I talked about all of this in counseling yesterday too. I was telling him how the cops told me I need to get my daughter into sexual abuse counseling and I couldn’t find a counselor for her because she’s under the age of 6 but he said they have counselors there that could see her. I don’t think he’s ever had the chance to hurt her but I main concern is I don’t want him around her at all. I’ve even told my Mom I don’t even want him going with her to get her from school and the contact needs to be non-existent. I feel like my Mom thinks that I am like this simply because I don’t like him but my personal feelings aren’t even a consideration.
My daughter is the most important person in my life and it’s my duty to keep her safe and I will go to the ends of the Earth to do so. I just feel like if I have ANYTHING to do with my Mom, my daughter’s safety is in jeopardy. I understand that my daughter really loves my Mom but we just aren’t able to have a normal, healthy relationship because of someone else and I’m sick of it. My Mom herself is a very cunning, manipulative, lazy, narcisstic, selfish person even without the help of my Dad and I have come to the conclusion that I don’t want a relationship with her anymore.
I’m also sick of feeling like I have to bite my tongue and I can’t have boundaries because as soon as I do, my daughter doesn’t see her and she essentially gets punished because I’ve stood up to my Mom. I always try to say things as nicely as I can and do that several times, then I get a little more direct about stuff and then I finally blow up and then my kid doesn’t get to see her. Then, I tell her I’m sick of my house being destroyed after she’s been here and I’ve mentioned a thousand times about her eating/wasting our food and it ends up in a big falling out.
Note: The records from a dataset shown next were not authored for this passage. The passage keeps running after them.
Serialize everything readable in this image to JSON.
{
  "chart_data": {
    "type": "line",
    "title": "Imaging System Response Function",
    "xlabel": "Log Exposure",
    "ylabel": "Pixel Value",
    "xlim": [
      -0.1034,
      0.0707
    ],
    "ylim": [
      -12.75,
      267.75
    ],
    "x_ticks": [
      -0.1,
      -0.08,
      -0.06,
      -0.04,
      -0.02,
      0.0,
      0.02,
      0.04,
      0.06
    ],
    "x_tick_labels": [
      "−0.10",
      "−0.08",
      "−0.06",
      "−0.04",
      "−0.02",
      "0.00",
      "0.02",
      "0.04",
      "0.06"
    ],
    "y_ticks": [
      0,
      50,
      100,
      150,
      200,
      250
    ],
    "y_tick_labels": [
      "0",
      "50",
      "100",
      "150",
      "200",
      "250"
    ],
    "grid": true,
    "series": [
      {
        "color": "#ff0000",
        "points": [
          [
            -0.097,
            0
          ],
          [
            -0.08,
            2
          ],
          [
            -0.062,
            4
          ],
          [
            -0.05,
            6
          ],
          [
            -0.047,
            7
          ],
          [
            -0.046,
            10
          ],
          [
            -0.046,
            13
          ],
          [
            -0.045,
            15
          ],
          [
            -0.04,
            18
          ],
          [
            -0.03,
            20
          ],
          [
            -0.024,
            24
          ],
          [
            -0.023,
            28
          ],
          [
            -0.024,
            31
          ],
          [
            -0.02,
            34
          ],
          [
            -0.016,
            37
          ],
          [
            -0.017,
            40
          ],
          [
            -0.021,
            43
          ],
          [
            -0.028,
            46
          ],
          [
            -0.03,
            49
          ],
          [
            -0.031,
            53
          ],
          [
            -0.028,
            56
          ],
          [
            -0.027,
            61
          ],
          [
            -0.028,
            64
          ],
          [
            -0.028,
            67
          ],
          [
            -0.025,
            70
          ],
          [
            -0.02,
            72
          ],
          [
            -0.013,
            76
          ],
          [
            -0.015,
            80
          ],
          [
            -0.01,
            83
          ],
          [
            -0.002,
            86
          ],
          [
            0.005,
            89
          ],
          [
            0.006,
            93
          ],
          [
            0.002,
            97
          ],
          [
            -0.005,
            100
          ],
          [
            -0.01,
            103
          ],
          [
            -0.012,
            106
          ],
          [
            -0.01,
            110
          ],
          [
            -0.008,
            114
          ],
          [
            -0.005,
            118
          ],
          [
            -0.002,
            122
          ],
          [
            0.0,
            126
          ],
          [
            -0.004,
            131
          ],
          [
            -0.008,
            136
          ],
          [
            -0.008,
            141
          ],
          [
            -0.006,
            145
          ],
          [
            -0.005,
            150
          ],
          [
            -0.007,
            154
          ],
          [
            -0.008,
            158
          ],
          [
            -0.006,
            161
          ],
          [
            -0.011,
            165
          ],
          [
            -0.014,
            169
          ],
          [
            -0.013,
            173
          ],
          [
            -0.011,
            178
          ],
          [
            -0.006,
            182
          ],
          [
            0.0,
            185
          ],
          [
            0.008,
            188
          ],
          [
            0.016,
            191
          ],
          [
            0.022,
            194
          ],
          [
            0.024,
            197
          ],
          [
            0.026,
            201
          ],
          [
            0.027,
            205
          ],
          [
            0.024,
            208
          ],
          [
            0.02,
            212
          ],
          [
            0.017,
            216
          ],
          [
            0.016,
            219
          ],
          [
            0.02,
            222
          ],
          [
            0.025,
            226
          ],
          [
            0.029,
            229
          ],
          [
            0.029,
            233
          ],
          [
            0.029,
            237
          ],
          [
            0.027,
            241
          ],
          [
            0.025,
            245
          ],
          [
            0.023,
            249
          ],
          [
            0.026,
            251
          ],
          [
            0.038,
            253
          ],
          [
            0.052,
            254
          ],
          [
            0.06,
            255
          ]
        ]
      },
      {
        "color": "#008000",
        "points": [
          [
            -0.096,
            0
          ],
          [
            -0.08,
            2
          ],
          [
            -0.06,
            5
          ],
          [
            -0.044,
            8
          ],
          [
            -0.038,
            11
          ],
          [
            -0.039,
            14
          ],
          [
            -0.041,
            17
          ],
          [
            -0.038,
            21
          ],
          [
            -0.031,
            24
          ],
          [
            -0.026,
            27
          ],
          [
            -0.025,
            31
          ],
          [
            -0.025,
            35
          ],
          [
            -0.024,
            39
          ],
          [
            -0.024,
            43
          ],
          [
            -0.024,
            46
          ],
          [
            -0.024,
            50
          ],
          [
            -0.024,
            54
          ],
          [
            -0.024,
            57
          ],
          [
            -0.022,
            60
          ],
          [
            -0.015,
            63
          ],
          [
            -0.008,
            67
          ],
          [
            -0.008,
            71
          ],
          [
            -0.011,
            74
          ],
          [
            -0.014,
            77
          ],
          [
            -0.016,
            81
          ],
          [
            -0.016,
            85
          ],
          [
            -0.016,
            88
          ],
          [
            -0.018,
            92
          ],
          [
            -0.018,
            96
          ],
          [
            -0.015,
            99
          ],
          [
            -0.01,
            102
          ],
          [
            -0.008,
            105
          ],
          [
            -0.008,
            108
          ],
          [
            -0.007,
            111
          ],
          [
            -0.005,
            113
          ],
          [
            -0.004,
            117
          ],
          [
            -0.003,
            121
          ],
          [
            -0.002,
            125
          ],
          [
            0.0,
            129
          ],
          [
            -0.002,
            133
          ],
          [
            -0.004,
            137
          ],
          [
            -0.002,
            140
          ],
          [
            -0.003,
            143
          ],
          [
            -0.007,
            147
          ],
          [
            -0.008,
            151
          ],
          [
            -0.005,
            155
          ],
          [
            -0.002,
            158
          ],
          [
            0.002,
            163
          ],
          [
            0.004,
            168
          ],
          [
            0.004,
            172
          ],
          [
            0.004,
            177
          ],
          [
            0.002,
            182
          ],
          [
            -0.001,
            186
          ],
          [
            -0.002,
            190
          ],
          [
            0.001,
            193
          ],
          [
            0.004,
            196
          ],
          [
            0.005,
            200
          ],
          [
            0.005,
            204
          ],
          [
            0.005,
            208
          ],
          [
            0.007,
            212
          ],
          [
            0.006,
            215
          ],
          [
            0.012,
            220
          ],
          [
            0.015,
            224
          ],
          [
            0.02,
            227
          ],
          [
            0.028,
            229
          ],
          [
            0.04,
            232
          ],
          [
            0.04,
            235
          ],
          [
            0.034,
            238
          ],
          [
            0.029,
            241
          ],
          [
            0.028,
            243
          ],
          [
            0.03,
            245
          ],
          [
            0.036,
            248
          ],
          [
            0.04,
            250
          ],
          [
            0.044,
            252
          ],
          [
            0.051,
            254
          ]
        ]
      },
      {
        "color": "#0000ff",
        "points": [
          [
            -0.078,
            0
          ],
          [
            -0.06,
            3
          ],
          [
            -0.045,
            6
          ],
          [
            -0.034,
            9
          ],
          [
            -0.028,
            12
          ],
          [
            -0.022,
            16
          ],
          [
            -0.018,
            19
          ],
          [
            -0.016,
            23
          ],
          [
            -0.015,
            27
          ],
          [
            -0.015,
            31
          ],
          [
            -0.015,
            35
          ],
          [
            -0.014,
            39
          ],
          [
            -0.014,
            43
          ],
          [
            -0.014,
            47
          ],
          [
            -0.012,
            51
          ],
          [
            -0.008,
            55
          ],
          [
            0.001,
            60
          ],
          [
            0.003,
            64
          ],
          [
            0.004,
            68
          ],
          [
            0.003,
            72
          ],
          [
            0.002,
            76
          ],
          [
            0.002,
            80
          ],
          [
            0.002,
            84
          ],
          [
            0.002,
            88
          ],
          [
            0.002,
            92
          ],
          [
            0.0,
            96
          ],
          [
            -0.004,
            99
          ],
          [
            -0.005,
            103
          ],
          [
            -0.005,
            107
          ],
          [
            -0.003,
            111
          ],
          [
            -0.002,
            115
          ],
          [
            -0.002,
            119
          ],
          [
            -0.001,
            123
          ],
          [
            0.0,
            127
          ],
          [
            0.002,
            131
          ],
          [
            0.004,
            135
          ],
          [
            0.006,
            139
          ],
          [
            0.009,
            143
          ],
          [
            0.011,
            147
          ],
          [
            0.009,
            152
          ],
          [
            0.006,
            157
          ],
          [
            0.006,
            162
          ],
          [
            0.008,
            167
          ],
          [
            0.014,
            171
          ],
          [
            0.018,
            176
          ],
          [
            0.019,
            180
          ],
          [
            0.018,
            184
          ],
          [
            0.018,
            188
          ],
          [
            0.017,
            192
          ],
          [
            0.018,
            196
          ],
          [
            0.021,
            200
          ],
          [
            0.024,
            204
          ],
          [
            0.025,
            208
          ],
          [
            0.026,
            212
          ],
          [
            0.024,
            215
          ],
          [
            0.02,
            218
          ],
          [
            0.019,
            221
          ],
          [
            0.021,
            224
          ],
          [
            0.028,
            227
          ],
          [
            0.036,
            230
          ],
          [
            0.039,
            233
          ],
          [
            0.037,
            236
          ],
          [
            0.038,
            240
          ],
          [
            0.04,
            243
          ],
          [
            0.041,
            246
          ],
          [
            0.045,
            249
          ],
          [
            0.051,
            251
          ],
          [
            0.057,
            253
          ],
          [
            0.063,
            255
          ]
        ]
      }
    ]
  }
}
I said something the other day and she responds with, “well you said I can’t be at your house to watch her anymore” so it’s like because I said something, she takes it above and beyond and puts words in my mouth.
My best friend said the other day that I need to set boundaries. Uh, I have tried for years! There’s no such thing as setting boundaries with narcs!!! I’m also pissed about how many job interviews I’ve missed because I had tried to set boundaries so therefore, my daughter doesn’t have a working Mom that gets to financially support her because I made my Mom mad! It’s fucking bullshit and that’s why I’m so glad to be moving and getting the fuck away from these extremely toxic, disfunctional ass people that don’t care any more about my daughter than they’ve ever cared about me.
I’ve also lived here for too long and really don’t see myself ever missing it, just like my last job. I had overstayed and now I get to live with the PTSD. I can honestly say I have people here that I haven’t talked to in at least 10 years that are still out to get me. No one lets go of grudges here and I’ve already dealt with how that’s affected my daughter as well. After I left my last job, I couldn’t get another one because the guy that didn’t put me back on the schedule, called my new job and made sure they probably heard plenty.
I honestly just want a better life for me and my kid. I’d rather live in a place where I know 2 people instead of living in a place where I don’t even know how to get a job without someone fucking it up for me and constantly worry about someone hurting me or my child. Her Dad has made plenty of threats and it’s only a matter of time before he acts on them.